Reader question:
What does this headline – Obama's race is the 'elephant' in the voter booth – mean? What "elephant" are we talking about?
My comments:
The phrase in question here is the "elephant in the voter booth", and it's a metaphorical elephant as well.
The headline means this: Barrack Obama (the Democratic frontrunner for the next Presidency in the United States) is black. And his race is going to be a thorny issue – an issue Americans will find hard to ignore. It's an issue that's kind of taboo. However, this time American voters can no longer sidestep this question.
The question essentially is this: Are Americans ready for a black President?
First, definitions. Elephants are big, huge, enormous, gigantic, gargantuan animals. An elephant in the voter booth is hardly the easiest thing to ignore, speaking the obvious. However, if they could, I think people probably would ignore the animal. Elephants and things of that size and nature are hard to wrestle with, that's why people want to ignore them if they could instead of confronting them face to face.
The original idiom is in fact "elephant in the room". Likewise, an elephant in the room is hard to ignore or sidestep, but at the same time it's hard to come to terms with. Hence, the elephant in the room becomes a metaphor for any subject matter that is taboo, thorny and contentious. It could be either people or issues – taboo and controversial people or issues that we want to but can't simply sweep under the carpet.
In the case of Obama, if he wins the Democratic nomination – he has all but clinched it over the weekend – American voters will have to ask themselves a question they've never asked before. That is, are we ready for a black President?
Well, the question itself says a lot about America, a country that claims to be a land of equality and freedom. But tha's an elephant in the room we may ignore for the moment. What we're talking about here and now is another elephant, the issue of race in the next election. The prospect of a black President is hitherto unheard of. It's unprecedented. Little wonder people will make an issue of it, especially Republicans whose presidential nominee is John McCain, who is white.
Pity that Obama and his nemesis Hilary Rodham Clinton are both Democrats. Hilary, being a woman, is also unprecedented running for President. Had they been in different parties, they might just as well be vying for the Presidency itself rather than party nominations.
Well, then of course there would be two elephants in the same voter booth, wouldn't there – blacks and women? At least that way one underprivileged group would win it all, you know.
Anyways, here are a few media examples of the elephant in the room.

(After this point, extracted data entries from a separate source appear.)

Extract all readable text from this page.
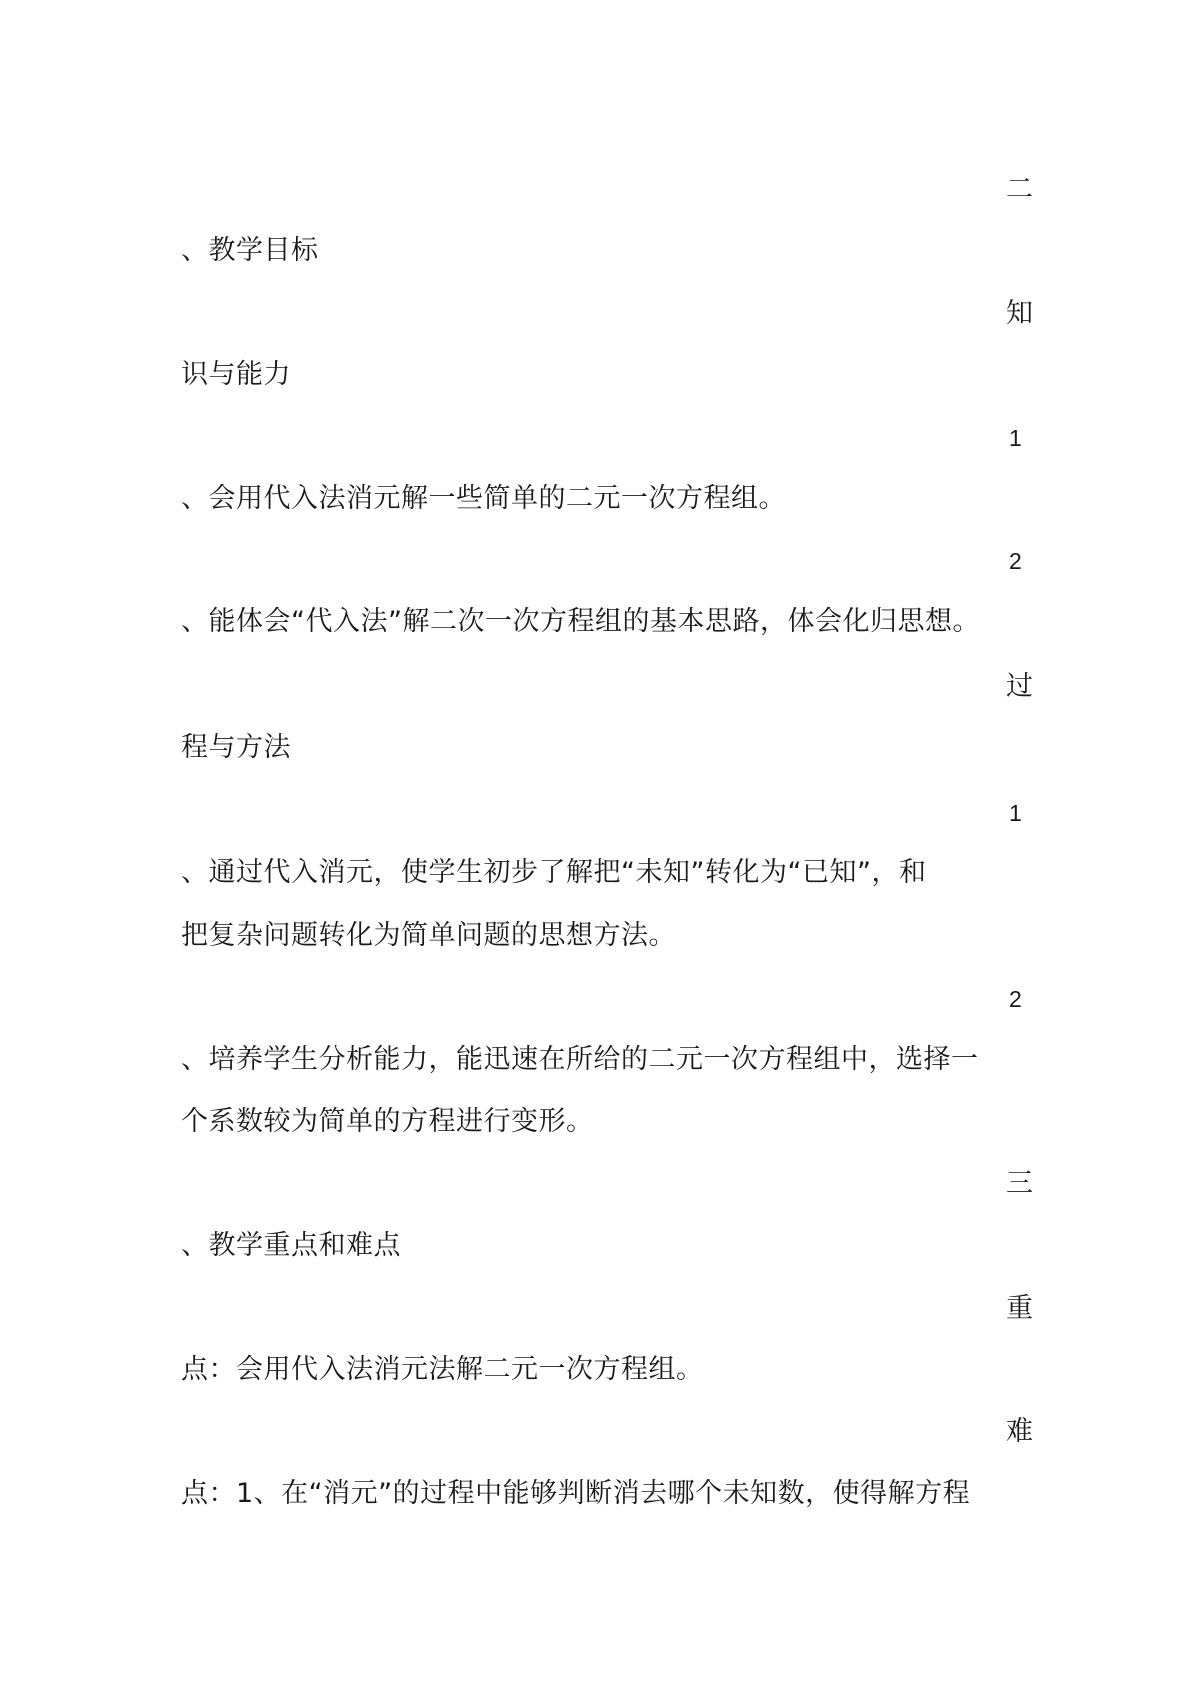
二
、教学目标
知
识与能力
1
、会用代入法消元解一些简单的二元一次方程组。
2
、能体会“代入法”解二次一次方程组的基本思路，体会化归思想。
过
程与方法
1
、通过代入消元，使学生初步了解把“未知”转化为“已知”，和
把复杂问题转化为简单问题的思想方法。
2
、培养学生分析能力，能迅速在所给的二元一次方程组中，选择一
个系数较为简单的方程进行变形。
三
、教学重点和难点
重
点：会用代入法消元法解二元一次方程组。
难
点：1、在“消元”的过程中能够判断消去哪个未知数，使得解方程
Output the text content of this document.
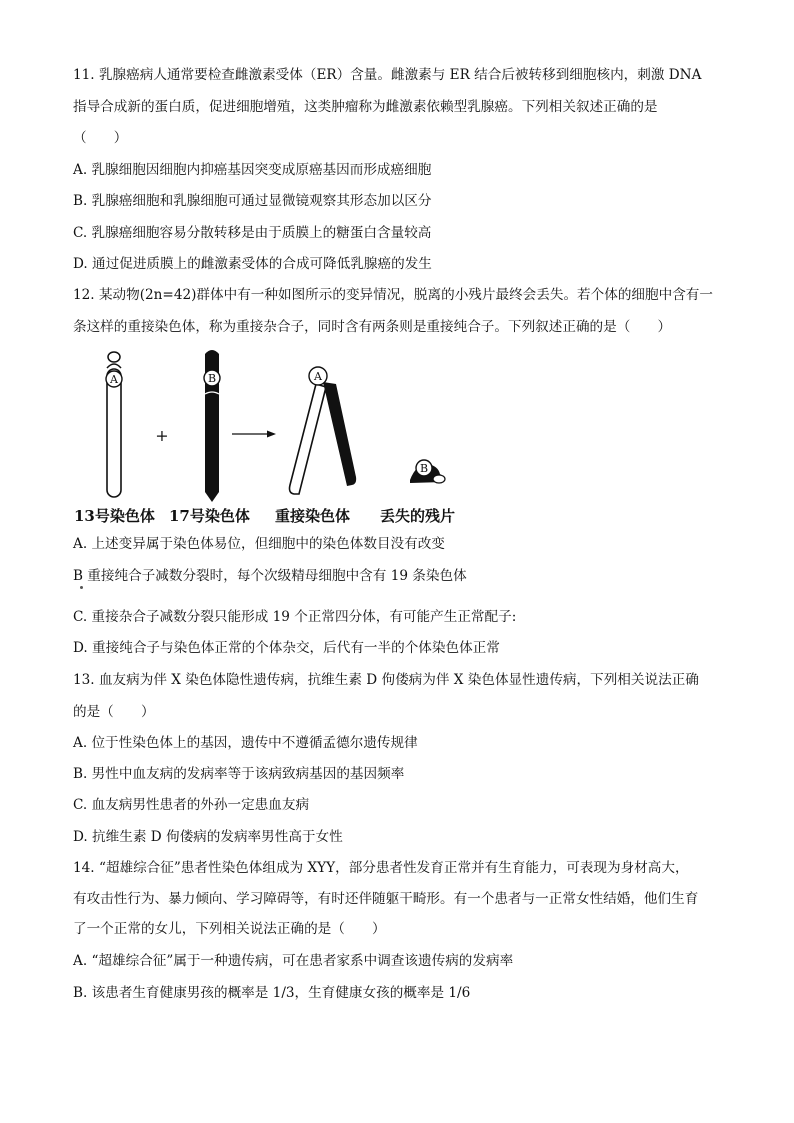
11. 乳腺癌病人通常要检查雌激素受体（ER）含量。雌激素与 ER 结合后被转移到细胞核内，刺激 DNA
指导合成新的蛋白质，促进细胞增殖，这类肿瘤称为雌激素依赖型乳腺癌。下列相关叙述正确的是
（　　）
A. 乳腺细胞因细胞内抑癌基因突变成原癌基因而形成癌细胞
B. 乳腺癌细胞和乳腺细胞可通过显微镜观察其形态加以区分
C. 乳腺癌细胞容易分散转移是由于质膜上的糖蛋白含量较高
D. 通过促进质膜上的雌激素受体的合成可降低乳腺癌的发生
12. 某动物(2n=42)群体中有一种如图所示的变异情况，脱离的小残片最终会丢失。若个体的细胞中含有一
条这样的重接染色体，称为重接杂合子，同时含有两条则是重接纯合子。下列叙述正确的是（　　）
A
+
B	A
B
13号染色体 17号染色体 重接染色体 丢失的残片
A. 上述变异属于染色体易位，但细胞中的染色体数目没有改变
B 重接纯合子减数分裂时，每个次级精母细胞中含有 19 条染色体
C. 重接杂合子减数分裂只能形成 19 个正常四分体，有可能产生正常配子:
D. 重接纯合子与染色体正常的个体杂交，后代有一半的个体染色体正常
13. 血友病为伴 X 染色体隐性遗传病，抗维生素 D 佝偻病为伴 X 染色体显性遗传病，下列相关说法正确
的是（　　）
A. 位于性染色体上的基因，遗传中不遵循孟德尔遗传规律
B. 男性中血友病的发病率等于该病致病基因的基因频率
C. 血友病男性患者的外孙一定患血友病
D. 抗维生素 D 佝偻病的发病率男性高于女性
14. “超雄综合征”患者性染色体组成为 XYY，部分患者性发育正常并有生育能力，可表现为身材高大，
有攻击性行为、暴力倾向、学习障碍等，有时还伴随躯干畸形。有一个患者与一正常女性结婚，他们生育
了一个正常的女儿，下列相关说法正确的是（　　）
A. “超雄综合征”属于一种遗传病，可在患者家系中调查该遗传病的发病率
B. 该患者生育健康男孩的概率是 1/3，生育健康女孩的概率是 1/6
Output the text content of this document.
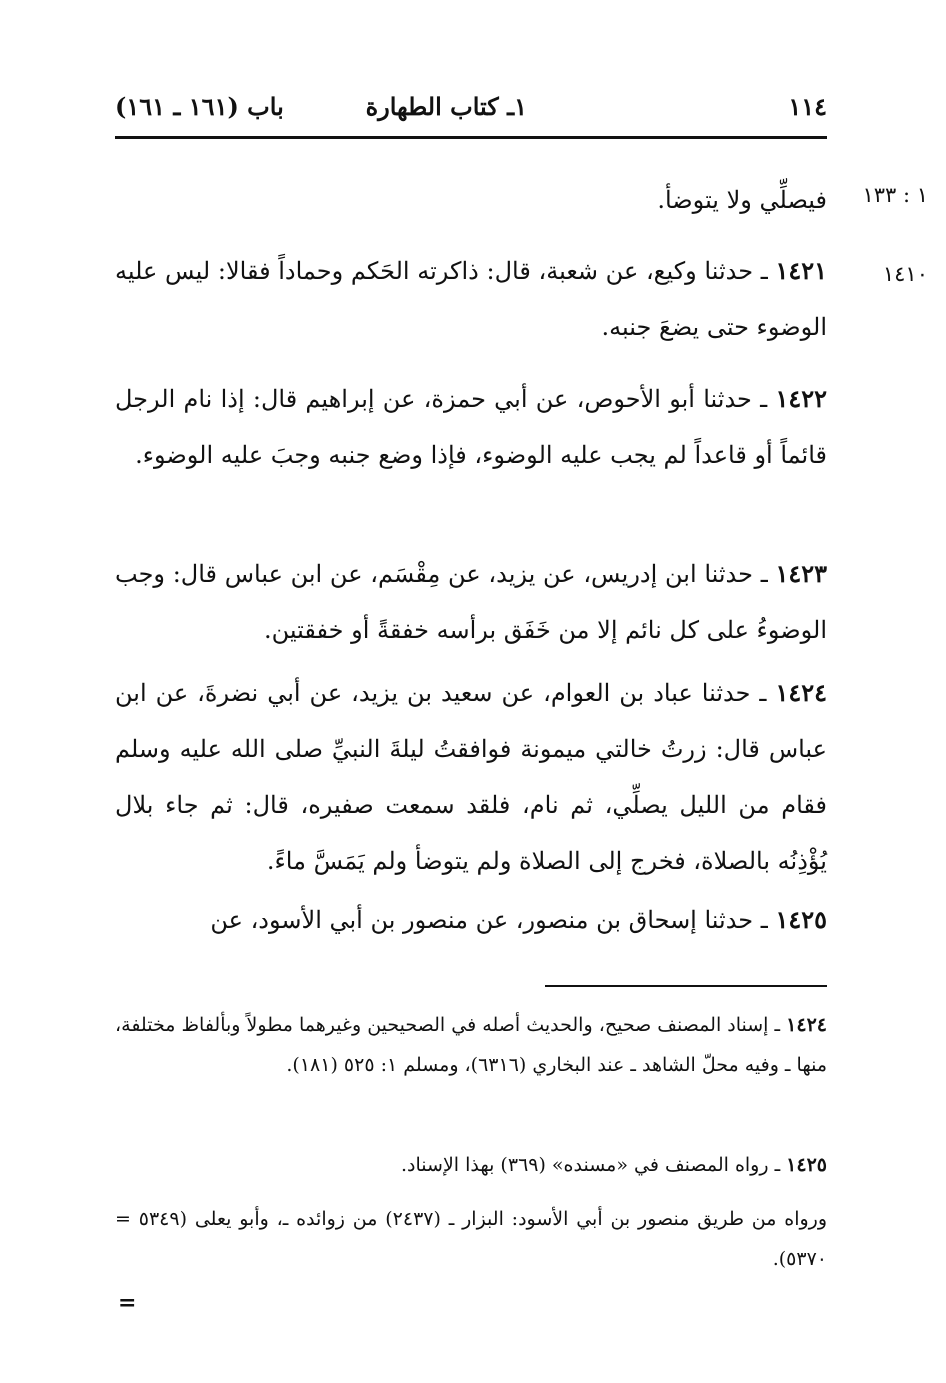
١١٤
١ـ كتاب الطهارة
باب (١٦١ ـ ١٦١)
١ : ١٣٣
١٤١٠
فيصلِّي ولا يتوضأ.
١٤٢١ ـ حدثنا وكيع، عن شعبة، قال: ذاكرته الحَكم وحماداً فقالا: ليس عليه الوضوء حتى يضعَ جنبه.
١٤٢٢ ـ حدثنا أبو الأحوص، عن أبي حمزة، عن إبراهيم قال: إذا نام الرجل قائماً أو قاعداً لم يجب عليه الوضوء، فإذا وضع جنبه وجبَ عليه الوضوء.
١٤٢٣ ـ حدثنا ابن إدريس، عن يزيد، عن مِقْسَم، عن ابن عباس قال: وجب الوضوءُ على كل نائم إلا من خَفَق برأسه خفقةً أو خفقتين.
١٤٢٤ ـ حدثنا عباد بن العوام، عن سعيد بن يزيد، عن أبي نضرةَ، عن ابن عباس قال: زرتُ خالتي ميمونة فوافقتُ ليلةَ النبيِّ صلى الله عليه وسلم فقام من الليل يصلِّي، ثم نام، فلقد سمعت صفيره، قال: ثم جاء بلال يُؤْذِنُه بالصلاة، فخرج إلى الصلاة ولم يتوضأ ولم يَمَسَّ ماءً.
١٤٢٥ ـ حدثنا إسحاق بن منصور، عن منصور بن أبي الأسود، عن
١٤٢٤ ـ إسناد المصنف صحيح، والحديث أصله في الصحيحين وغيرهما مطولاً وبألفاظ مختلفة، منها ـ وفيه محلّ الشاهد ـ عند البخاري (٦٣١٦)، ومسلم ١: ٥٢٥ (١٨١).
١٤٢٥ ـ رواه المصنف في «مسنده» (٣٦٩) بهذا الإسناد.
ورواه من طريق منصور بن أبي الأسود: البزار ـ (٢٤٣٧) من زوائده ـ، وأبو يعلى (٥٣٤٩ = ٥٣٧٠).
=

1. The Black Elephant in the Room
At least Obama was trying, in his speech, to start a dialogue about the black elephant in the room. That's more than any white politician has done. White politicians want the blacks to just behave, vote for them, and then go away.
Rev. Wright, crazy though he may seem, said many things that some black people think. Some of them do indeed believe that AIDS was created by the government to keep black people down. Some do believe that 9/11 was an inside job. Centuries of racism have led them to this point. You can scream and holler all night about the ridiculousness of it, and you will, but there it is. Many blacks just think differently about racial issues than whites. And remember a little guy named O.J. Simpson, and how blacks cheered at his acquittal while whites looked on in horror?
2. The White Elephant in the Room
Meanwhile, most pundits, left and right, refuse to squarely face the white elephant in the room: race.
The Republican victory turned almost exclusively on increasing its share of the white vote. In 2000 Bush won the white vote by 12 points, 54-42; in 2004 he increased this to a 17-point margin, 58-41. That increase translates into about a 4 million vote gain for Bush, the same number by which Bush turned his 500,000 vote loss in 2000 into a 3.5 million vote victory this time around.
This increase came mainly from white women. Bush carried white men by 24 points in 2000 (60-36) and increased that margin by only one point in 2004 (62-37). But he increased his margin of victory among white women from only 1 point in 2000 (49-48) to 11 points in 2004 (55-44). This accounts for a 4 million plus vote swing for Bush. (Women of color favored Kerry by 75-24.)
3. Ignoring the elephant in the room
The soaring oil price and its underlying causes are the invisible elephant in the room in the presidential race. While many of the candidates' proposals can be chalked up to pandering in an election year, there is no evidence that I can find that any of the candidates gets this "peak oil" problem. For example, Robert Hirsch and Roger Bezdek briefed two low level Clinton staffers on the dangers of a dwindling oil supply. No evidence supports the idea that this briefing has had the slightest effect on thinking in the Clinton campaign.
We are all being sold down the river in this year's election. As the first DOE secretary James Schlesinger said, "We have only two modes—complacency and panic." Complacency rules, and panic awaits. I don't know who the next president will be, but I can foresee that anxious day when our leader-to-be (or Jason Grumet?) exclaims "Oh, no! Oil is $161/barrel! The economy is falling apart! What do we do now?" Don't say we didn't warn you.